The rules of statistical inference as outlined (discovered?) by Bernoulli are remarkable, if you read his work in some depth, he talks about the idea of "moral certainty" (which we would translate today as a confidence level with many nines)
Of course, the 95% confidence interval is most common today - and while it is deeply misunderstood, it is most prevalently cited by nonexperts, I believe, in the field of polling.
Probability itself is a VERY new field, and far less developed than other "math" despite being simpler on its face. I describe probability as the logic of statistics: "what does this data say?" the statistic, seems easy. But probability asks "what does this data mean?" - and the logic is often poorly applied: say and mean are often conflated.
In response to "lies, damned lies, and statistics" I say:
Statistics do not lie, but people who do not understand statistics are easily misled.
I'd be glad to debate you bro...but here I speak to your readers.
When a method does genuine inferential work and yields warranted inferences, it not only is persuasive—it deserves to be. Recht’s reasoning, however, flattens this distinction, making it all too easy to dismiss such methods as merely “rhetorical.” Although his position is sufficiently equivocal (as in his bureaucratic view of statistics), the overall impression is that in his view statistical inference is little more than officially sanctioned snake oil. The fallacy here is a failure to ask why some methods deserve to be persuasive and others are do not. In the case of statistical inference, when correctly applied, the answer is straightforward: it earns its persuasiveness by exposing itself to stringent criticism and severe testing. Recht’s argument would undercut the central task of statistical science—namely, distinguishing warranted inferences and sound methods from bad but persuasive ones: those built on biased selection, missing error estimates, charming anecdotes, hasty generalization, or a convenient blindness to alternative explanations of the data.

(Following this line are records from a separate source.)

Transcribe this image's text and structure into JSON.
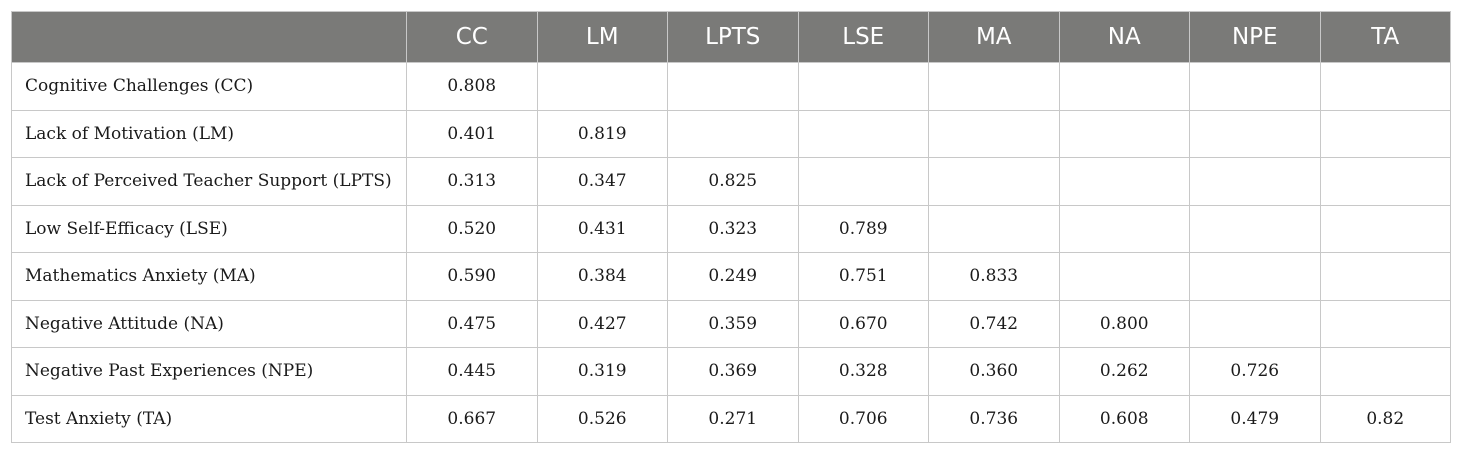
{
  "table": {
    "columns": [
      "",
      "CC",
      "LM",
      "LPTS",
      "LSE",
      "MA",
      "NA",
      "NPE",
      "TA"
    ],
    "rows": [
      [
        "Cognitive Challenges (CC)",
        "0.808",
        "",
        "",
        "",
        "",
        "",
        "",
        ""
      ],
      [
        "Lack of Motivation (LM)",
        "0.401",
        "0.819",
        "",
        "",
        "",
        "",
        "",
        ""
      ],
      [
        "Lack of Perceived Teacher Support (LPTS)",
        "0.313",
        "0.347",
        "0.825",
        "",
        "",
        "",
        "",
        ""
      ],
      [
        "Low Self-Efficacy (LSE)",
        "0.520",
        "0.431",
        "0.323",
        "0.789",
        "",
        "",
        "",
        ""
      ],
      [
        "Mathematics Anxiety (MA)",
        "0.590",
        "0.384",
        "0.249",
        "0.751",
        "0.833",
        "",
        "",
        ""
      ],
      [
        "Negative Attitude (NA)",
        "0.475",
        "0.427",
        "0.359",
        "0.670",
        "0.742",
        "0.800",
        "",
        ""
      ],
      [
        "Negative Past Experiences (NPE)",
        "0.445",
        "0.319",
        "0.369",
        "0.328",
        "0.360",
        "0.262",
        "0.726",
        ""
      ],
      [
        "Test Anxiety (TA)",
        "0.667",
        "0.526",
        "0.271",
        "0.706",
        "0.736",
        "0.608",
        "0.479",
        "0.82"
      ]
    ]
  },
  "colors": {
    "header_bg": "#7a7a78",
    "header_text": "#ffffff",
    "border": "#c8c8c8"
  }
}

Worse still, by portraying statistical inference as post-hoc—entering only after data collection—Recht overlooks the single most important achievement and ongoing task of error statistical inference: planning and experimental design. It is this forward-looking design perspective–advanced by Fisher and Neyman and Pearson– that makes error estimation possible and provides the basis for the critical scrutiny that moves us beyond rhetoric. Fisher was explicit about this point: his insistence on randomization, he explains, is motivated by a desire to stop 'important' critics from discounting experimental results as the result of poor controls or rhetorical tricks dressed up as science. Recht seems to be suggesting either that that’s all statistical inference is, or perhaps that’s all science is. There may be other reasons he is so keen to derogate statistical inference...
Maybe you don't necessarily need to go full Feyerabend, but if you've already been radicalized by years of reading arg min, why not go all the way?
nearly everything in the world created by humans involves rhetoric because most things created by humans for other humans to use requires communication, justification, and argument.